A light rain puts an end to a planned bike ride along the shore this morning. There’s something so remincent of home about Arachon, it’s the Melbourne bay in miniature complete with round bay, wide sandy beach banked by grass and a bike path.
It made me feel quite homesick yesterday as happens from time to time on these trips. Whilst it’s wonderful to be free to explore and discover new places in these three month stretches, the reality of the other nine months is that most of them are spent at work. I look forward to the day I can enjoy my house, my neighbourhood, my city during the day, each day, not just a few precious hours on weekends. And then there’s that part of me that wonders what on earth I’d do all day without work to focus me. The eternal debate, which has yet to be won by either side.
Arachon is almost deserted in the rain. Yesterday, it literally pulsed with crowds. As we leave, we see a glimpse of its grand houses, set on large blocks framed by palms and well manicured gardens. This is indeed a desirable, high end summer getaway location.
It’s fair to say that the day lacks direction. Our aim is to hit the Spanish border, but it’s an impractical distance to drive in a day. We set off along the coast, passing from the Cote des Landes to the Cote d’Argent. TomTom is playing tricks on us, forcing the journey inland when we prefer to stay on the coast. It takes a scheming bit of programming to outwit it. I’ve noticed that TomTom has become disobedient of late. Approaching the rebellious teen years perhaps? Or perhaps he’s sulking about only coming out to play for a few months a year.
It’s at the latter when all hell breaks lose. We’re at the checkout with all the goodies….no credit card. Panic sets in. Cash gets us out of the supermarket line, but where’s the card? I know I don’t have it – an old argument (14 years ago 😂) about the safety of handbags saw me eschew all financial responsibility when we travel. Online banking shows a transaction from two days and 150 kilometres ago. Google timeline shows exactly where. Neither of us is keen to retrace that distance, only to find it not there. A call in broken French (my end) and broken English (vendor end) reveals they don’t have it.

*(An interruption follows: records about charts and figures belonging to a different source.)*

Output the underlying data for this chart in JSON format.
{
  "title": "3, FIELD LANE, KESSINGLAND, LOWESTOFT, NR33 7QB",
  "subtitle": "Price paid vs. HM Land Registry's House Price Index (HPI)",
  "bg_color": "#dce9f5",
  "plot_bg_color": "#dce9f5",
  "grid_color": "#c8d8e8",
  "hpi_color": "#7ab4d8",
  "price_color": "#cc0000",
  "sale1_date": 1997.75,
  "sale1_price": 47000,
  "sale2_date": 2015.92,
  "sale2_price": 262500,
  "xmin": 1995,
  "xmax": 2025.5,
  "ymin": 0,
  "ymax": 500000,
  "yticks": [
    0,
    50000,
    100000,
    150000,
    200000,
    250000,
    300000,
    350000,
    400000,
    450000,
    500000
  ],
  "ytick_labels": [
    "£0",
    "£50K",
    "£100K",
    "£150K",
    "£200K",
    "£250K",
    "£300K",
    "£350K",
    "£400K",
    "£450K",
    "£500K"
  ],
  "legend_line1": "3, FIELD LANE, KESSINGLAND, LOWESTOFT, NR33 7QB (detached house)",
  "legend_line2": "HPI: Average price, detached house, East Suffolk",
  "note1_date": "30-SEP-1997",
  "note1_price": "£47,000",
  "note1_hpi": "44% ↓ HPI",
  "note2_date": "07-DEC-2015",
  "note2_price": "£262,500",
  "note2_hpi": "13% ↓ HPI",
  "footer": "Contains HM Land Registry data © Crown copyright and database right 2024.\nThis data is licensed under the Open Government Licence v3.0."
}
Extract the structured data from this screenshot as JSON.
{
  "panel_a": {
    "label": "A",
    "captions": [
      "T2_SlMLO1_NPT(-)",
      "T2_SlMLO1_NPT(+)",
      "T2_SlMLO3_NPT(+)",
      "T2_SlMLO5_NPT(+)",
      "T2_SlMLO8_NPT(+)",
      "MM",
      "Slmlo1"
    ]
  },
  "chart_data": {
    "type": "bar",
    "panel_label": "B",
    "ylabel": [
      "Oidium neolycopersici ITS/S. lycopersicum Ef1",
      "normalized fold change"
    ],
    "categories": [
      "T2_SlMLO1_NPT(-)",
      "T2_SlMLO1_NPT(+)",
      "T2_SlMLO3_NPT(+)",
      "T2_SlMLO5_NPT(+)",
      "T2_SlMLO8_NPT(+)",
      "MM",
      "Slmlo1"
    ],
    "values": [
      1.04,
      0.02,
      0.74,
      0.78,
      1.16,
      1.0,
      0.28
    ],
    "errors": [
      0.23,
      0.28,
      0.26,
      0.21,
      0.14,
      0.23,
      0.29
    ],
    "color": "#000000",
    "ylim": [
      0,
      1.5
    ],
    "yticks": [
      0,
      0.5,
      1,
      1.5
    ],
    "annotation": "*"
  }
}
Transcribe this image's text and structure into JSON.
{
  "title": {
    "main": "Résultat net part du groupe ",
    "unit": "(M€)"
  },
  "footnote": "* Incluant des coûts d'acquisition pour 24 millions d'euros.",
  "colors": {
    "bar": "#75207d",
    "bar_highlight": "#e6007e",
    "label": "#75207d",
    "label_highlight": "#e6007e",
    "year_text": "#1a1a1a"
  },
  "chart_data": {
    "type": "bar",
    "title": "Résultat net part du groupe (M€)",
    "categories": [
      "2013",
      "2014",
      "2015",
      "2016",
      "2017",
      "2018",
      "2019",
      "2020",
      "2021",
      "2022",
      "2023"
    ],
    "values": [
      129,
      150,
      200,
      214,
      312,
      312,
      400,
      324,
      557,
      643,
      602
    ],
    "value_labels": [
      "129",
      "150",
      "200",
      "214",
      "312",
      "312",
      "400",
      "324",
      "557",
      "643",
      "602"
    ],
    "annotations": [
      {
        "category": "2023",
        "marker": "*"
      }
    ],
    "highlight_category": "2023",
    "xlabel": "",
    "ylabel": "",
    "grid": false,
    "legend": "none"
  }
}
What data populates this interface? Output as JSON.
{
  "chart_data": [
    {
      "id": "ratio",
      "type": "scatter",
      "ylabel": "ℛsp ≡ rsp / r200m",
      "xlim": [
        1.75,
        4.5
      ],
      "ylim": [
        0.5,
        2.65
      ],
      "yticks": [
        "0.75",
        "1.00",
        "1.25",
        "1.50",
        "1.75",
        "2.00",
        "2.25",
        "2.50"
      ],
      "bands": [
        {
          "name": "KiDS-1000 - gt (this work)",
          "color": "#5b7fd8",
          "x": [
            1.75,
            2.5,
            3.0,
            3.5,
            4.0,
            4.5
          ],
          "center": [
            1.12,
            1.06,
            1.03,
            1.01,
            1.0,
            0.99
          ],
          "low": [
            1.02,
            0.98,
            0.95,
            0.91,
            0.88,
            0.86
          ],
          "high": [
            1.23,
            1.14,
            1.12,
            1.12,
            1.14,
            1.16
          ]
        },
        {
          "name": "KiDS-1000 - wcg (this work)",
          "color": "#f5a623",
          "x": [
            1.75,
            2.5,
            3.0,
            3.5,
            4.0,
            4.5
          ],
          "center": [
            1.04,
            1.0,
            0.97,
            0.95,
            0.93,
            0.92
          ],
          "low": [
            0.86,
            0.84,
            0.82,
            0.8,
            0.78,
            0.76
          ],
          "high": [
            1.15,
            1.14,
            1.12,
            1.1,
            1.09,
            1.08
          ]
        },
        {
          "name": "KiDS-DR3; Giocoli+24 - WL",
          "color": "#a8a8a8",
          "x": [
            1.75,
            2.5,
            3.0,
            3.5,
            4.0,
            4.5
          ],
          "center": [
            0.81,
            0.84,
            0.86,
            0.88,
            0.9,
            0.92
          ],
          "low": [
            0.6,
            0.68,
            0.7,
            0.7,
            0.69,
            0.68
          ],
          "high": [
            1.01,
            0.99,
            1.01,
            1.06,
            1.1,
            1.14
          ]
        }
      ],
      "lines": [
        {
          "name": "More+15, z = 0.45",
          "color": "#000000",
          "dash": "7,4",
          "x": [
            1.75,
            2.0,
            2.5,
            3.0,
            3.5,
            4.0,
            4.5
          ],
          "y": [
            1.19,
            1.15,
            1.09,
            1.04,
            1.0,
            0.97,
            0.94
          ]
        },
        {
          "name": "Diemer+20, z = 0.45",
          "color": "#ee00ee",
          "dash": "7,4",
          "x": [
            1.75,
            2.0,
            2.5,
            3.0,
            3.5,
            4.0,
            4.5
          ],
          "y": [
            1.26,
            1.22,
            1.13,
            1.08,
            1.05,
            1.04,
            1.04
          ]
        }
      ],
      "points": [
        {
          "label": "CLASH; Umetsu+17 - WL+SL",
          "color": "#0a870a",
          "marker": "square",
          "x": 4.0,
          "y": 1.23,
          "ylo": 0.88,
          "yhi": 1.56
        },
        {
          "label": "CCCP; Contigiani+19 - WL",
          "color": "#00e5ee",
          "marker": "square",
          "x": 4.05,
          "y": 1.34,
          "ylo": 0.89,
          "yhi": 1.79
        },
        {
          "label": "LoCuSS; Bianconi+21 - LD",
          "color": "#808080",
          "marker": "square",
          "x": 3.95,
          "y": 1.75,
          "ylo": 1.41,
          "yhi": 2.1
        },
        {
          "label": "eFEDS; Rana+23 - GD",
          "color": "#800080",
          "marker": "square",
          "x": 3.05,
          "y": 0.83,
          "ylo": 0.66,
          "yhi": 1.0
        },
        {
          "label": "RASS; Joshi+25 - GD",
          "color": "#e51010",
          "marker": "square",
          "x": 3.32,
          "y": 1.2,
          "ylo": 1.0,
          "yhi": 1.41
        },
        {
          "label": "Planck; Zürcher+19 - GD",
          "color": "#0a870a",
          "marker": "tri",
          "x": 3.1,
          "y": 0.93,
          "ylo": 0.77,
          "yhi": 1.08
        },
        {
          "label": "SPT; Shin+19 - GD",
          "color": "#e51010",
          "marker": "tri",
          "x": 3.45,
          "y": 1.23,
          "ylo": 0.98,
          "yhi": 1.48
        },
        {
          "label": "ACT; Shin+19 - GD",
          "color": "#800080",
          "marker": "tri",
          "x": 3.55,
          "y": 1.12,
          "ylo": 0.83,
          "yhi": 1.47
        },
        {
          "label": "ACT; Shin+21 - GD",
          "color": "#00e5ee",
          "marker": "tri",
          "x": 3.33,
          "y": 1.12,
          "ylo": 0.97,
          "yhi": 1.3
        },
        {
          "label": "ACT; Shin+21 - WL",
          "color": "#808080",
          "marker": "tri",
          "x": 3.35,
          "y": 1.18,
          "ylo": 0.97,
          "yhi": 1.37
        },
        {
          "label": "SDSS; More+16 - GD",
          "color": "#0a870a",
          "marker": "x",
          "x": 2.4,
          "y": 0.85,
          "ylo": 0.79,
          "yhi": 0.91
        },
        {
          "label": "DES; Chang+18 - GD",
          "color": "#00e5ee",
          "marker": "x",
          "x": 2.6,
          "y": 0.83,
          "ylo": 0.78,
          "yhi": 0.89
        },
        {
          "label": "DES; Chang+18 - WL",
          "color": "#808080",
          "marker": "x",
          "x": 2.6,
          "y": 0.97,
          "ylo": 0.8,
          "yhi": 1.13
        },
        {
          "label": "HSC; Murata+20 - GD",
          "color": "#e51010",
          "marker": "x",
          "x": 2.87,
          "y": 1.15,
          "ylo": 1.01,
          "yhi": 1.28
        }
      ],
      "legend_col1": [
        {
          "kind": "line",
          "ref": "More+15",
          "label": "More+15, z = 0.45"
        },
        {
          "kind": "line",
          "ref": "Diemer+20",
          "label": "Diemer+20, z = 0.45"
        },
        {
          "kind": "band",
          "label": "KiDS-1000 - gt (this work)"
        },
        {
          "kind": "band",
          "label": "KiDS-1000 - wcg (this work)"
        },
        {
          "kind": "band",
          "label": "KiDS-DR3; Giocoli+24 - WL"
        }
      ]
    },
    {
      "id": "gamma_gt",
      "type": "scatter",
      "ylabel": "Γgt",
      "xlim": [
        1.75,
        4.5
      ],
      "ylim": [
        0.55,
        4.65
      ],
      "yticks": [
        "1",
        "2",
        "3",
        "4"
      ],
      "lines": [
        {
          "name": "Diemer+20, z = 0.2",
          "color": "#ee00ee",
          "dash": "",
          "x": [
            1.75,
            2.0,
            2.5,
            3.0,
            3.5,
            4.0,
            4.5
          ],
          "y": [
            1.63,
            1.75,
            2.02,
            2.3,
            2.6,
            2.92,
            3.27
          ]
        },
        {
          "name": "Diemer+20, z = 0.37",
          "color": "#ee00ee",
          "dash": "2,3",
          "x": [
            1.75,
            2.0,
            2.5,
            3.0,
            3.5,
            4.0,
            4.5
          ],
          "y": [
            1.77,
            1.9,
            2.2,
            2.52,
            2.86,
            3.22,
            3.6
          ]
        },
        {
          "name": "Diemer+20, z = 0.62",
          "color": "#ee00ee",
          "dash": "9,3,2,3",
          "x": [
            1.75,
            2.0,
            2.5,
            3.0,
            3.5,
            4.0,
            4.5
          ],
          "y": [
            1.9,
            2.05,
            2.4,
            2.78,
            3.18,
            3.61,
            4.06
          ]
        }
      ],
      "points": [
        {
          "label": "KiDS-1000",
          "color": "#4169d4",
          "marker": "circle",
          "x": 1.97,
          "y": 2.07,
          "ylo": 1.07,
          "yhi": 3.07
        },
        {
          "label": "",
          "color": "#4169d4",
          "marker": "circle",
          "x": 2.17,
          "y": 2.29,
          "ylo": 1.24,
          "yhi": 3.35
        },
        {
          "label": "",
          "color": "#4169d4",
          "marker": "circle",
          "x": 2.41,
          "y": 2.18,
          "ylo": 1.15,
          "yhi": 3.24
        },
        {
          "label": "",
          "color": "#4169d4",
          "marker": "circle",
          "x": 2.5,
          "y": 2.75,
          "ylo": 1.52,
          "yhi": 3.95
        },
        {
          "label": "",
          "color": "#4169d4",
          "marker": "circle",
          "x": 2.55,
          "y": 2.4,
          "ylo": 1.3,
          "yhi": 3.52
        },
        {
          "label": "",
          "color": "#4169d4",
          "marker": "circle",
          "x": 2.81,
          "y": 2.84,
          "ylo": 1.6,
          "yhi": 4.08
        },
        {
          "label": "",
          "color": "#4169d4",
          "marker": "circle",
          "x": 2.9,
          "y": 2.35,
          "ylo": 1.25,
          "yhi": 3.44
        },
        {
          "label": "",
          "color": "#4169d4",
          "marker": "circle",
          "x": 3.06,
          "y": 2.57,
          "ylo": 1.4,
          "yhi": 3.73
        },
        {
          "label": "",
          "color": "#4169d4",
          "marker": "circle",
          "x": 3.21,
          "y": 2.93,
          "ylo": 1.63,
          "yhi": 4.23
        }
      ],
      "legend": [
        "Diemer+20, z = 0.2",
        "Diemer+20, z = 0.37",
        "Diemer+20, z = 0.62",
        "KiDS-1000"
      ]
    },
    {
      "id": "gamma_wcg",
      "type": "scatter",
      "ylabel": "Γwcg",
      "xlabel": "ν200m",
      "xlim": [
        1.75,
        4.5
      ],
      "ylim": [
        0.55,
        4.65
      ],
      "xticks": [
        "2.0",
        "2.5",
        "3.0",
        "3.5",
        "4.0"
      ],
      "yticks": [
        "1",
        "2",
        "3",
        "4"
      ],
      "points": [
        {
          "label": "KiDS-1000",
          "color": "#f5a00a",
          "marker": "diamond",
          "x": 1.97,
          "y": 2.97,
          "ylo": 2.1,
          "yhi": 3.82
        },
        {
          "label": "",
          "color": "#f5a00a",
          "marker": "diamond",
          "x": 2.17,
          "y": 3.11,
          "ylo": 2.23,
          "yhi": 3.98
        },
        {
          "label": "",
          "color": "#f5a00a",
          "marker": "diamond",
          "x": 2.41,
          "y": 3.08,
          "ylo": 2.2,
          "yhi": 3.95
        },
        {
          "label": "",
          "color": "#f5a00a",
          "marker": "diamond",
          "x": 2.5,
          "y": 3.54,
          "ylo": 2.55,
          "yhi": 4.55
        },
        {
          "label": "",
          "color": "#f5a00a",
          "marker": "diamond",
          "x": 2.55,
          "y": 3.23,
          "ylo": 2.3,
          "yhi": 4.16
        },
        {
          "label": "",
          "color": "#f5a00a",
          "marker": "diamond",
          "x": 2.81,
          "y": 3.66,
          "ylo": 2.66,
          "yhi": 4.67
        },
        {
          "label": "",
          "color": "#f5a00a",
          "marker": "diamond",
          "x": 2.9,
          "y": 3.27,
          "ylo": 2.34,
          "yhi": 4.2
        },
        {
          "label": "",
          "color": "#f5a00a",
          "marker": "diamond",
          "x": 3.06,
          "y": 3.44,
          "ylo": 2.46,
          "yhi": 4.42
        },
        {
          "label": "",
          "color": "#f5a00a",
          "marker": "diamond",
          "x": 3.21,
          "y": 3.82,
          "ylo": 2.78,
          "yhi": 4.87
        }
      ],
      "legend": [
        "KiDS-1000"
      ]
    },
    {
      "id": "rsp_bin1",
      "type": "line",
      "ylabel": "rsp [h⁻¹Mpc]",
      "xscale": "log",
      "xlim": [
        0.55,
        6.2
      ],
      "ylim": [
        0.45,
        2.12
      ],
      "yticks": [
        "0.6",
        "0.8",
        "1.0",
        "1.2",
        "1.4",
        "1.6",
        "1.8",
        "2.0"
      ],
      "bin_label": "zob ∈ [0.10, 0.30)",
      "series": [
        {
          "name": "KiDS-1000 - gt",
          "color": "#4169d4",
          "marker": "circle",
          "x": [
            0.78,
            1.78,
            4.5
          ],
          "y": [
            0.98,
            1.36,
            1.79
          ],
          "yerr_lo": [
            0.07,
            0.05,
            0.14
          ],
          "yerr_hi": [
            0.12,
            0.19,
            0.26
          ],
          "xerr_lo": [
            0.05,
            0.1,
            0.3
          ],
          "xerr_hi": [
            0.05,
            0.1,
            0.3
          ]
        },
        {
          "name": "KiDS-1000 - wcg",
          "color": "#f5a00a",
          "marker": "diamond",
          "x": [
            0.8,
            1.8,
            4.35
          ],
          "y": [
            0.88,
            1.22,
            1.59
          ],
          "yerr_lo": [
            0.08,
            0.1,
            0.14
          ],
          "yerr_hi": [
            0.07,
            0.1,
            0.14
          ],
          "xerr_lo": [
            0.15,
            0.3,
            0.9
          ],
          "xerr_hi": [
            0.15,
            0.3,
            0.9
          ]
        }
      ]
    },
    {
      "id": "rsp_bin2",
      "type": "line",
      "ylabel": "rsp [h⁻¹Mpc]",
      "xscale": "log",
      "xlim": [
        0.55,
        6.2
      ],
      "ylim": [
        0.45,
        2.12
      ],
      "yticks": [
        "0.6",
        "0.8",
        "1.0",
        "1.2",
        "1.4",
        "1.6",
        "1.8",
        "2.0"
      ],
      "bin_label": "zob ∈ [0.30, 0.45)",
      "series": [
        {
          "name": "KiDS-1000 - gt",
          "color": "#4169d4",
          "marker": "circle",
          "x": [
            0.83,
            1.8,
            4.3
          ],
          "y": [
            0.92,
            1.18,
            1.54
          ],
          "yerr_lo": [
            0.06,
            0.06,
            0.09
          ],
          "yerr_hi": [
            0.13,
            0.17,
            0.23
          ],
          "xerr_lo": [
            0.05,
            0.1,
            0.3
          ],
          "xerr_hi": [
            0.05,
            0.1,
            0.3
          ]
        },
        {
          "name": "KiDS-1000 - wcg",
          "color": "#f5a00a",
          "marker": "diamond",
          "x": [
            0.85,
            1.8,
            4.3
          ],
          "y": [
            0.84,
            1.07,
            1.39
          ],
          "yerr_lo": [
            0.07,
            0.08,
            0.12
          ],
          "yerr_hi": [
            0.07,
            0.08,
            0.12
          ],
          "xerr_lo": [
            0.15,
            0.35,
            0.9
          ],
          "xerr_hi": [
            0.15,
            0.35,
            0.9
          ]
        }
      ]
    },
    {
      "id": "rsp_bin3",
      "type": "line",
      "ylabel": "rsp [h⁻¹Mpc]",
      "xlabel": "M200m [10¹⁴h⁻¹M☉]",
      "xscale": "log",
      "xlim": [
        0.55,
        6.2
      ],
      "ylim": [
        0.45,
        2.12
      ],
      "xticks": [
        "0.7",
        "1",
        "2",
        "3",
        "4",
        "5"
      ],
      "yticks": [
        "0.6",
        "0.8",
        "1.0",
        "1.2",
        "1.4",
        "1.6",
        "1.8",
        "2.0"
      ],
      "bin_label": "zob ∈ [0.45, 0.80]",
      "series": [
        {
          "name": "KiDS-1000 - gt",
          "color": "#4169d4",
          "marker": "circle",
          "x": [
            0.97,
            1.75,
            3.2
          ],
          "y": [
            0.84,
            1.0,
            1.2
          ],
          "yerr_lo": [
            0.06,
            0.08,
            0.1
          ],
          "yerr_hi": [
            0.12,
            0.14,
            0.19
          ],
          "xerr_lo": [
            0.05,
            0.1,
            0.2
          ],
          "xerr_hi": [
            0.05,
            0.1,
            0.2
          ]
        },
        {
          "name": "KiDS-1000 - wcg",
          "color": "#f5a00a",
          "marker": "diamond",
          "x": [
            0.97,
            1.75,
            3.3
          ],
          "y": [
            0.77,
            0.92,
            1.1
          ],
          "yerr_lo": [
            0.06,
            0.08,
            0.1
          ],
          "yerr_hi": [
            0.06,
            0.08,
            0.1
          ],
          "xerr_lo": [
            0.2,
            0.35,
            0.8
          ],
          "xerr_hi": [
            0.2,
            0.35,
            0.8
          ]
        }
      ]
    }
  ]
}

Our bank suggests a number of options ranging from temporary suspension to emergency replacement by international courier. We have contingency plans, but there’s no doubt this is a real nusiance, especially outside of a major city. Despite the (lack of) evidence neither of us can quite believe it’s gone. Temporary hold placed, we rip the motorhome apart, and finally have success. There it is, fallen between couch cushions, a victim of loose pockets and a change of shorts. Relief abounds. Thank goodness for that. If nothing else, it will refocus us on security.
The credit card drama eats well into the afternoon and zaps our enthusiasm for a long drive. We pick a spot and settle for the day in Saint-Julien-en-Born. A walk shakes off the last of the adrenaline rush and reveals a stunning pond full of flowering lotus. Further calm is found in a wee cheese platter and a cocktail.
I can’t quite shake my malaise in a directionless day. I miss home, yes. I miss my father dreadfully. It’s never going to be normal that he’s no longer with me. I miss the comfort of my long lost beloved cats and rabbits. There was love, warmth and a great deal of comfort in those furry little hearts.